Perhaps Cinema Society founder Andrew Saffir should consider joining Karan at the retreat to recover from his own busy schedule. Back on the East Coast, The Cinema Society founder hosted not one but two heavily attended premieres last week.
The first was for “Allegro,” a very highbrow Danish psychological drama that stars Helena Christensen. “At first, I was a little worried,” Saffir informed the crowd at the Tribeca Grand last Wednesday. “When I put it in the VCR, I thought, what if the movie’s really bad? What if Helena can’t act?”
He was pleased to discover otherwise. Christensen, for her part, had this to say about critics who reflexively write off models-as-actresses: “I think that cliché has gotten a little old.”

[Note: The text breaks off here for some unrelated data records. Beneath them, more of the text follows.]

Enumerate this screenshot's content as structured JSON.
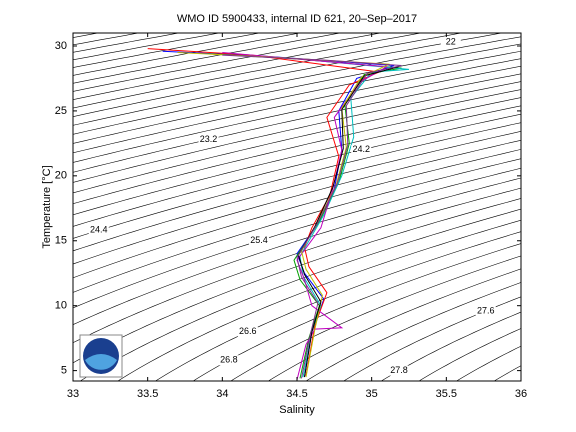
{
  "chart_data": {
    "type": "line",
    "title": "WMO ID 5900433, internal ID 621, 20–Sep–2017",
    "x_label": "Salinity",
    "y_label": "Temperature [°C]",
    "xlim": [
      33,
      36
    ],
    "ylim": [
      4.2,
      31
    ],
    "xticks": [
      33,
      33.5,
      34,
      34.5,
      35,
      35.5,
      36
    ],
    "yticks": [
      5,
      10,
      15,
      20,
      25,
      30
    ],
    "contour_levels": [
      20,
      20.2,
      20.4,
      20.6,
      20.8,
      21,
      21.2,
      21.4,
      21.6,
      21.8,
      22,
      22.2,
      22.4,
      22.6,
      22.8,
      23,
      23.2,
      23.4,
      23.6,
      23.8,
      24,
      24.2,
      24.4,
      24.6,
      24.8,
      25,
      25.2,
      25.4,
      25.6,
      25.8,
      26,
      26.2,
      26.4,
      26.6,
      26.8,
      27,
      27.2,
      27.4,
      27.6,
      27.8,
      28,
      28.2,
      28.4
    ],
    "contour_color": "#000000",
    "series": [
      {
        "color": "#0000ff",
        "x": [
          34.55,
          34.6,
          34.68,
          34.55,
          34.5,
          34.62,
          34.75,
          34.8,
          34.78,
          34.9,
          35.15,
          34.3,
          33.6
        ],
        "values": [
          4.5,
          8,
          10.5,
          12.5,
          14,
          16,
          19,
          22,
          25,
          27.5,
          28.5,
          29.2,
          29.6
        ]
      },
      {
        "color": "#00a000",
        "x": [
          34.52,
          34.58,
          34.65,
          34.52,
          34.48,
          34.65,
          34.78,
          34.85,
          34.82,
          34.95,
          35.2,
          34.5,
          33.9
        ],
        "values": [
          4.4,
          7.5,
          10,
          12,
          13.5,
          16.5,
          19.5,
          22.5,
          25.5,
          27.8,
          28.3,
          29,
          29.4
        ]
      },
      {
        "color": "#ff0000",
        "x": [
          34.56,
          34.62,
          34.7,
          34.58,
          34.55,
          34.6,
          34.72,
          34.78,
          34.7,
          34.85,
          35.05,
          34.2,
          33.5
        ],
        "values": [
          4.6,
          8.5,
          11,
          13,
          14.5,
          16,
          18.5,
          21.5,
          24.5,
          27,
          28,
          29.3,
          29.8
        ]
      },
      {
        "color": "#00bfbf",
        "x": [
          34.54,
          34.6,
          34.66,
          34.54,
          34.52,
          34.68,
          34.8,
          34.88,
          34.86,
          35.0,
          35.25,
          34.6
        ],
        "values": [
          4.5,
          8,
          10,
          12.3,
          13.8,
          17,
          20,
          23,
          26,
          28,
          28.2,
          28.9
        ]
      },
      {
        "color": "#bf00bf",
        "x": [
          34.5,
          34.56,
          34.62,
          34.8,
          34.6,
          34.55,
          34.5,
          34.66,
          34.74,
          34.8,
          34.75,
          34.92,
          35.1,
          34.0
        ],
        "values": [
          4.3,
          7,
          8.2,
          8.3,
          10,
          12,
          13.5,
          16,
          19,
          22,
          24.5,
          27.2,
          28.4,
          29.5
        ]
      },
      {
        "color": "#bfbf00",
        "x": [
          34.56,
          34.62,
          34.67,
          34.56,
          34.53,
          34.63,
          34.76,
          34.83,
          34.8,
          34.93,
          35.12,
          34.4,
          33.7
        ],
        "values": [
          4.5,
          8.2,
          10.8,
          12.8,
          14.2,
          16.3,
          19.2,
          22.2,
          25.2,
          27.6,
          28.6,
          29.1,
          29.5
        ]
      },
      {
        "color": "#000000",
        "x": [
          34.55,
          34.6,
          34.66,
          34.55,
          34.51,
          34.62,
          34.74,
          34.81,
          34.8,
          34.95,
          35.18
        ],
        "values": [
          4.5,
          8,
          10.3,
          12.4,
          13.9,
          16.1,
          19.1,
          22.1,
          25.1,
          27.7,
          28.4
        ]
      },
      {
        "color": "#7e2f8e",
        "x": [
          34.53,
          34.59,
          34.64,
          34.53,
          34.5,
          34.64,
          34.77,
          34.84,
          34.83,
          34.97,
          35.2,
          34.7,
          34.0
        ],
        "values": [
          4.4,
          7.8,
          10.2,
          12.2,
          13.7,
          16.4,
          19.4,
          22.4,
          25.4,
          27.9,
          28.5,
          28.9,
          29.3
        ]
      }
    ]
  }
}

A rainy few nights later, Saffir’s crowd headed to the Southampton movie theater for the premiere of “The Groomsmen,” the new Ed Burns movie which stars (of course) Ed Burns. The evening, which was cosponsored by The Wall Street Journal, drew in Christie Brinkley and husband Peter Cook, Marjorie Raein, Jamee and Peter Gregory, Fred Schneider of the B-52’s and Pamela Hanson. As the lights dimmed, Burns scrambled in with wife Christy Turlington, who had the perfect rainy-day accoutrements — a ponytail and a bag of popcorn.
This story first appeared in the June 20, 2006 issue of WWD. Subscribe Today.
After the screening, the precipitation subsided and revelers headed to Allison and Chris Brown‘s beachside Gin Lane estate for dinner, drinks and some pre-Father’s Day fun. This included, among other things, a frozen margarita machine that was drawing fans. “Have you tried one of these?” asked Alex Kramer. “They’re lethal!”